Economists like prediction markets because they can aggregate information. Regulators dislike prediction markets because they may reward illegal information acquisition.
Therefore, the truly mature prediction markets in the future will not be completely free markets. They are more likely to become a highly stratified market:
Retail investors can trade low-sensitivity events;
Institutions can trade events that have undergone compliance review;
Government employees, candidates, and insiders are restricted from participating;
Events such as wars, assassinations, deaths, and military operations are strictly prohibited;
Platforms must establish monitoring, KYC, abnormal trading reporting, and penalty mechanisms.
This will sacrifice some "openness," but will bring about mainstream acceptance.
5(c)'s opportunity also comes from this tightening of regulation
Many people view regulation as a negative for prediction markets. In the short term, it is. In the long term, it may not be. The stricter the regulation, the more beneficial it is for infrastructure companies.
Why?
Because once the industry begins to comply, platforms will need:
Identity verification;
Transaction monitoring;
Insider trading detection;
Market manipulation identification;
Contract review;
Settlement dispute handling;
Cross-platform risk control;
Institutional-level data recording;
Audit and reporting systems.
These things cannot be fully resolved internally by Polymarket or Kalshi alone.
This is precisely the opportunity for 5(c). The ecosystem it bets on is not just about "getting more people to bet." More importantly, it is about enabling prediction markets to meet the conditions for entering the financial system.
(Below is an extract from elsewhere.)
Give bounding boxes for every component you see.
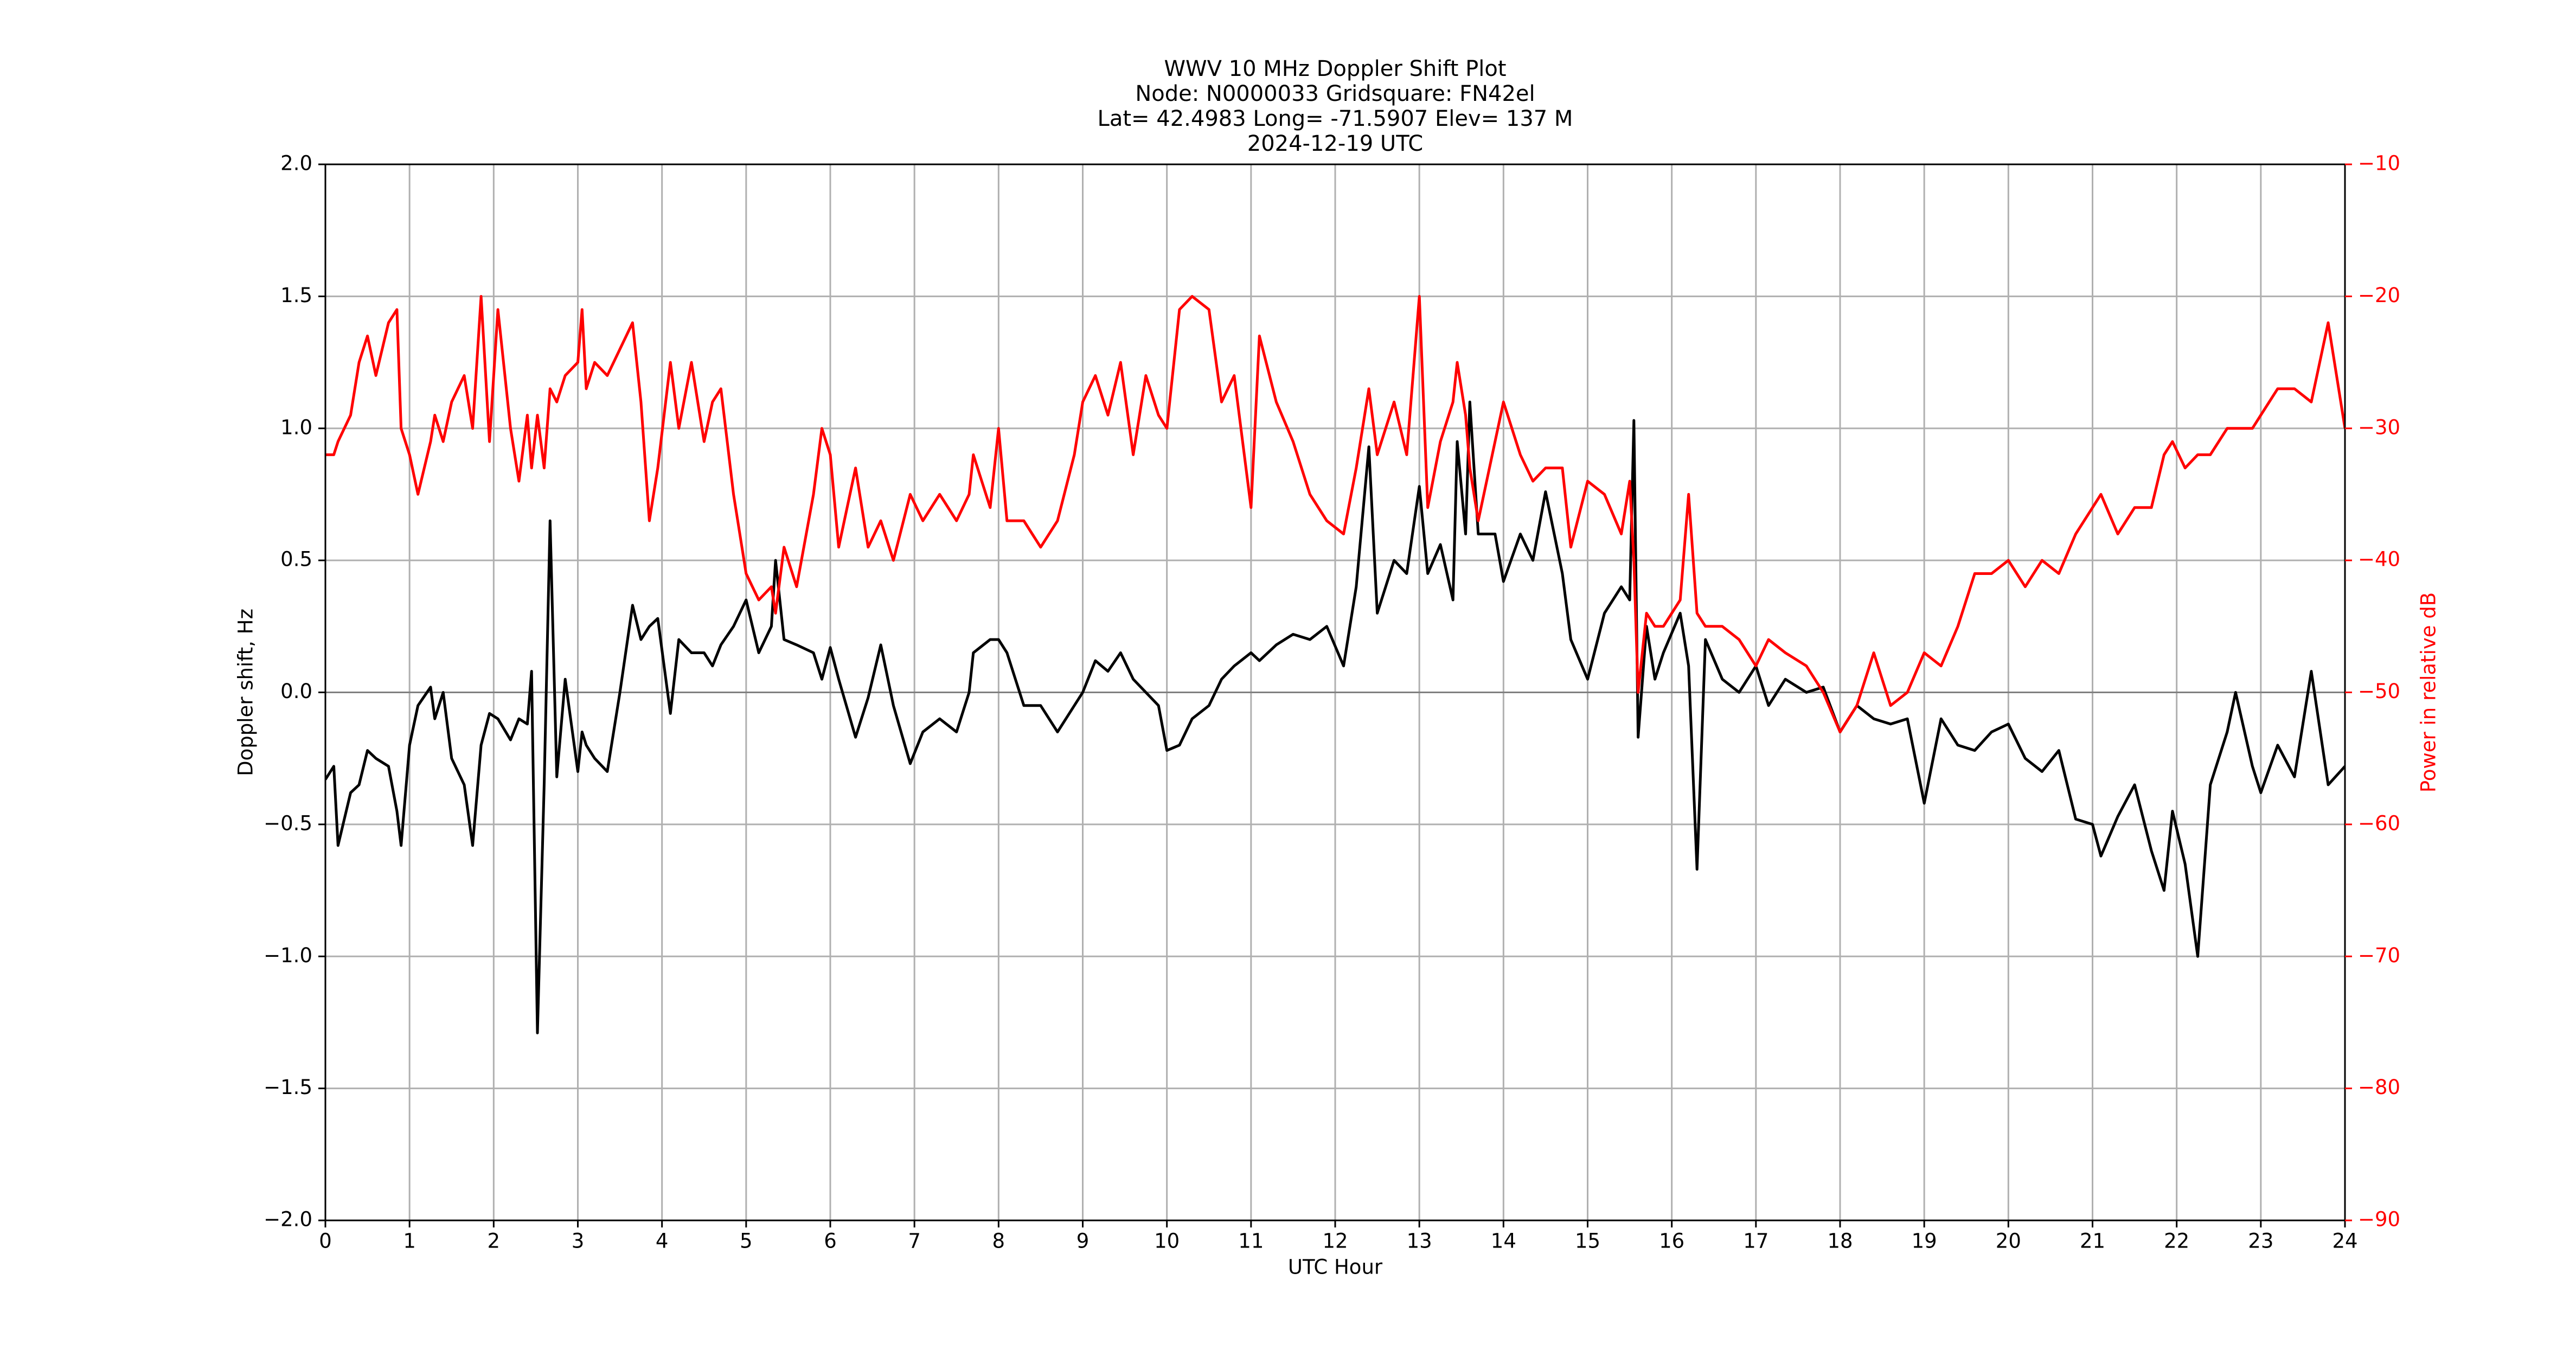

If early prediction markets relied on topics, traffic, political events, and crypto funds for growth, then the next phase relies on institutionalization. Institutionalization means slow progress, but it also means big money can come in.
It bets on three things.
First, events will become an asset class
In the past, financial markets traded company profits, interest rates, commodities, currencies, and volatility. Prediction markets want to trade "events." This could be a new asset class.
Second, prediction markets will become centralized
Truly liquid markets will only concentrate on a few platforms. Polymarket and Kalshi are currently the two strongest frontend entries.
Third, after the frontend, the greatest value lies in the backend
Market making, data, indices, risk control, settlement, and compliance tools will become the profit pool of this industry. 5(c) does not need to determine who will ultimately win between Polymarket and Kalshi. It only needs to judge: will this industry grow? If the answer is yes, then investment opportunities will arise at the infrastructure level.
This is also why two competing CEOs can simultaneously become investors.
They are not jointly supporting a competitor; they are insuring the market foundation they will both need in the future.